L'intervento del C.S.M. è stato nuovamente sollecitato dal medesimo Procuratore, con nota datata 12 settembre 1995, in relazione all'inchiesta tuttora in corso presso il suo ufficio.

In particolare, il dott. Borrelli ha portato a conoscenza del Consiglio la corrispondenza intercorsa con l'Ispettorato del Ministero di Grazia e Giustizia, assumendo in proposito che, a suo avviso, quell'ufficio "ha eluso le esigenze di trasparenza e le garanzie" rimarcate nella citata deliberazione consiliare del 17 maggio scorso, riguardo alle attività ispettive. "Nell'interesse dell'istituzione, più che dei singoli", il Procuratore Borrelli ha quindi chiesto al Consiglio di riportare l'attenzione sul problema dei rapporti tra l'Ispettorato Generale ed il suo ufficio e ha dichiarato di rimanere in attesa "di eventuali, ulteriori indicazioni di condotta" da parte del C.S.M..

Il carteggio rimesso dal Procuratore della Repubblica di Milano consta di due missive, sul contenuto delle quali s'incentra il contrasto: la prima indirizzata l'8 settembre 1995 dal dott.
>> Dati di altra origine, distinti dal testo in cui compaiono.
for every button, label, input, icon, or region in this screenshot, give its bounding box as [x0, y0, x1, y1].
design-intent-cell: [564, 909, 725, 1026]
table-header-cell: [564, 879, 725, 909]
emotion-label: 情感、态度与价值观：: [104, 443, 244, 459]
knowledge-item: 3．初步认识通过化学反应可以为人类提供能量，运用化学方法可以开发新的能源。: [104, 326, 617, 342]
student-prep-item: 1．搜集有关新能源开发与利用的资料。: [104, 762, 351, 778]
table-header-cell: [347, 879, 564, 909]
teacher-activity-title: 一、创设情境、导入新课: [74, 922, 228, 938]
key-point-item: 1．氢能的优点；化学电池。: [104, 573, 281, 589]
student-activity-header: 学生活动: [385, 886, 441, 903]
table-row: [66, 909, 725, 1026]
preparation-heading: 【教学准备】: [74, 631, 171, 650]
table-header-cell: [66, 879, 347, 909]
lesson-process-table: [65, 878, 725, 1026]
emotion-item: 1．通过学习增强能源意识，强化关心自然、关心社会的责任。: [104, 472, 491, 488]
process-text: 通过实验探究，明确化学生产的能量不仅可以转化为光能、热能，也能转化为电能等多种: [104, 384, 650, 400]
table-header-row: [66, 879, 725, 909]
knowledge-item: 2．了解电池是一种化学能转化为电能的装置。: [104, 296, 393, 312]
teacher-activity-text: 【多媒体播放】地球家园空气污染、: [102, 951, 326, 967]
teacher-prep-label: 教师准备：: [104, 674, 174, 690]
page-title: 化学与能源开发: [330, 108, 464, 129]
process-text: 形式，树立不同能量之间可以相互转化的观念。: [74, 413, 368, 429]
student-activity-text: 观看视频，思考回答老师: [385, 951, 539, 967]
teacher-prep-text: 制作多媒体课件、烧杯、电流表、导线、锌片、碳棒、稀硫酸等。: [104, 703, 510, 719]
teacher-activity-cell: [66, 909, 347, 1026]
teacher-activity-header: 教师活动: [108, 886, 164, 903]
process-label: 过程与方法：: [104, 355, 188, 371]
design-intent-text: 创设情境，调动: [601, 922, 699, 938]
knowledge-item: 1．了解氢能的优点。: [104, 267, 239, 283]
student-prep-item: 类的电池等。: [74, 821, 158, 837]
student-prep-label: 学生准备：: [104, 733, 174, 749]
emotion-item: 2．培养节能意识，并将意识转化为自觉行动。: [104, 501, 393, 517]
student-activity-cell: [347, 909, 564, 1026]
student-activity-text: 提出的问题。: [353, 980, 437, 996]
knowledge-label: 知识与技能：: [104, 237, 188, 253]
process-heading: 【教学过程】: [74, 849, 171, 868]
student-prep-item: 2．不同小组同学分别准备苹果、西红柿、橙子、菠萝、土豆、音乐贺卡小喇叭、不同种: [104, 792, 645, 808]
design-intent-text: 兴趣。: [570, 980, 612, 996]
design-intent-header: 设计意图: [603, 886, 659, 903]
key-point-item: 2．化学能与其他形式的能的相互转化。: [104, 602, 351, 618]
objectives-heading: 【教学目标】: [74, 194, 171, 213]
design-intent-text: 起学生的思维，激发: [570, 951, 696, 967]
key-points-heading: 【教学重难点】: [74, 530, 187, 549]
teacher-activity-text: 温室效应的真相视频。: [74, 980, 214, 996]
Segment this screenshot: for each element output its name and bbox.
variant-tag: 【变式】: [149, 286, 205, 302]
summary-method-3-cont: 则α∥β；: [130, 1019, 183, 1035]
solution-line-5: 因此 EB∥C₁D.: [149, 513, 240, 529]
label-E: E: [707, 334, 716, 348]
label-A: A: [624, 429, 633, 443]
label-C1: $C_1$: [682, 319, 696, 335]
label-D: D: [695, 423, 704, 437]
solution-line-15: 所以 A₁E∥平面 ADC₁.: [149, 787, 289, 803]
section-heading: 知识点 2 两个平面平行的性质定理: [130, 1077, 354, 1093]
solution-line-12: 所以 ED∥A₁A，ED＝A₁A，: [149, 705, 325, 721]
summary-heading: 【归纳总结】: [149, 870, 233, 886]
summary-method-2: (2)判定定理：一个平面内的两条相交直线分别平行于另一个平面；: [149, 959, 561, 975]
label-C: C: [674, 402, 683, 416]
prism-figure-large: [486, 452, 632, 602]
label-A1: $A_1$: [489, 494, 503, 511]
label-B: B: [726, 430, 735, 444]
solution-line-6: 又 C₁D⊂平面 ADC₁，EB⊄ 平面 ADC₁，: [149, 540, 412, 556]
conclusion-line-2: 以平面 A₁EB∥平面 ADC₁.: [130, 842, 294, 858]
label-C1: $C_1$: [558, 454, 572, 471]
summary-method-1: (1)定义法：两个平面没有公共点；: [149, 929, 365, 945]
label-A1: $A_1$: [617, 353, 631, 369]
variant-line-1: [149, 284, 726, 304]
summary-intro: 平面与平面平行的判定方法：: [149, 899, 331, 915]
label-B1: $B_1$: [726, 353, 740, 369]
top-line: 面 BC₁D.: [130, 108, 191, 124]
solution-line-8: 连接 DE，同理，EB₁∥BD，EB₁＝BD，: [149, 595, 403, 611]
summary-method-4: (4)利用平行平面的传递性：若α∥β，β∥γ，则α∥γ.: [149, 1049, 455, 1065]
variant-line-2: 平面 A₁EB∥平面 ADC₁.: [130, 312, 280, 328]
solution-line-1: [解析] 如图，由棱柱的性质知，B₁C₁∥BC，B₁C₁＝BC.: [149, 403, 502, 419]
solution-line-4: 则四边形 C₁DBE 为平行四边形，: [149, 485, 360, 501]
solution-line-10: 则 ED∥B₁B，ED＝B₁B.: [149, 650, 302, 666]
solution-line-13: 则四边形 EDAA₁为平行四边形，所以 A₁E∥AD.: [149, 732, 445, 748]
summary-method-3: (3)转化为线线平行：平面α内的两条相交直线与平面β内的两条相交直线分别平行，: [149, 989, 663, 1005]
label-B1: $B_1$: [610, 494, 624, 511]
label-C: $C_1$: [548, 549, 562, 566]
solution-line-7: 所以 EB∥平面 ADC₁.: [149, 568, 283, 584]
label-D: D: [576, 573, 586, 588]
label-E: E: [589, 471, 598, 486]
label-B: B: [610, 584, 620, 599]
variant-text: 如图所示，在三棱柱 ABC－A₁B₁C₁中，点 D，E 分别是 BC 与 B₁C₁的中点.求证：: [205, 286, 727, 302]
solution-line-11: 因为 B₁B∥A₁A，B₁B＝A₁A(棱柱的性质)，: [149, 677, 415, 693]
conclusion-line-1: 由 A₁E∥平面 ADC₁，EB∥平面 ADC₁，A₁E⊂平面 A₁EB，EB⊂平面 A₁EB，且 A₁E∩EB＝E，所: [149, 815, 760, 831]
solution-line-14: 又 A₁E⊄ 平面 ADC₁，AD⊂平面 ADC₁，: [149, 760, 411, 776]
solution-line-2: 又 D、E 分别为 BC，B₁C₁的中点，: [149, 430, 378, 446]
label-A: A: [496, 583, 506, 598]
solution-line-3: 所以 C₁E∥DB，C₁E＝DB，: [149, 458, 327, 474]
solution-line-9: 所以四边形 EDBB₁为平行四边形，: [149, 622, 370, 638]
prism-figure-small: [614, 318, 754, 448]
Borrelli alla dott.ssa Diana Laudati, Ispettrice in missione a Milano. Con essa il dirigente della Procura - invocando il deliberato del Consiglio Superiore - sollecitava una compiuta informazione in ordine al contenuto dell'incarico ispettivo, "sia quanto agli episodi che ne sono oggetto, sia quanto all'identità degli inquisiti", e richiedeva inoltre che la convocazione di magistrati della Procura da parte degli Ispettori avvenisse per suo tramite o, quanto meno, con contestuale informazione a lui.

La seconda lettera reca la data dell'11 settembre 1995 e risulta inviata al Procuratore di Milano dal Capo dell'Ispettorato generale, dott. Ugo Dinacci. Nella nota si definisce come "mero parere" la deliberazione consiliare del 17 maggio 1995; e si forniscono poi al richiedente le seguenti

indicazioni sull'oggetto dell'incarico d'inchiesta: "completamenti ed approfondimenti in fatto ed in diritto della prima fase della inchiesta; asserita violazione del segreto investigativo e del costume di riservatezza; esercizio in concreto dei poteri attinenti alle condizioni e ai limiti della funzione custodiale nei confronti di indagati e di imputati; esposto dell'Avv. Gianluca La Villa; esposto del Prof. Mario Cagossi; dichiarazioni rese dall'On.le Tiziana Parenti; dichiarazioni rese dal Generale di Divisione della Guardia di Finanza, Ispettore per l'Italia Nord-Occidentale, Sergio Acciai;

dichiarazioni rese dall'Avv. Ettore Boschi; dichiarazioni rese dall'Avv. Massimo Berruti;

interrogazione annunziata nella seduta della Camera dei Deputati il 28.6.1995 Res. nn. 205-206;

interrogazione annunziata nella seduta della Camera dei Deputati il 2.8.1995 Res. n. 231".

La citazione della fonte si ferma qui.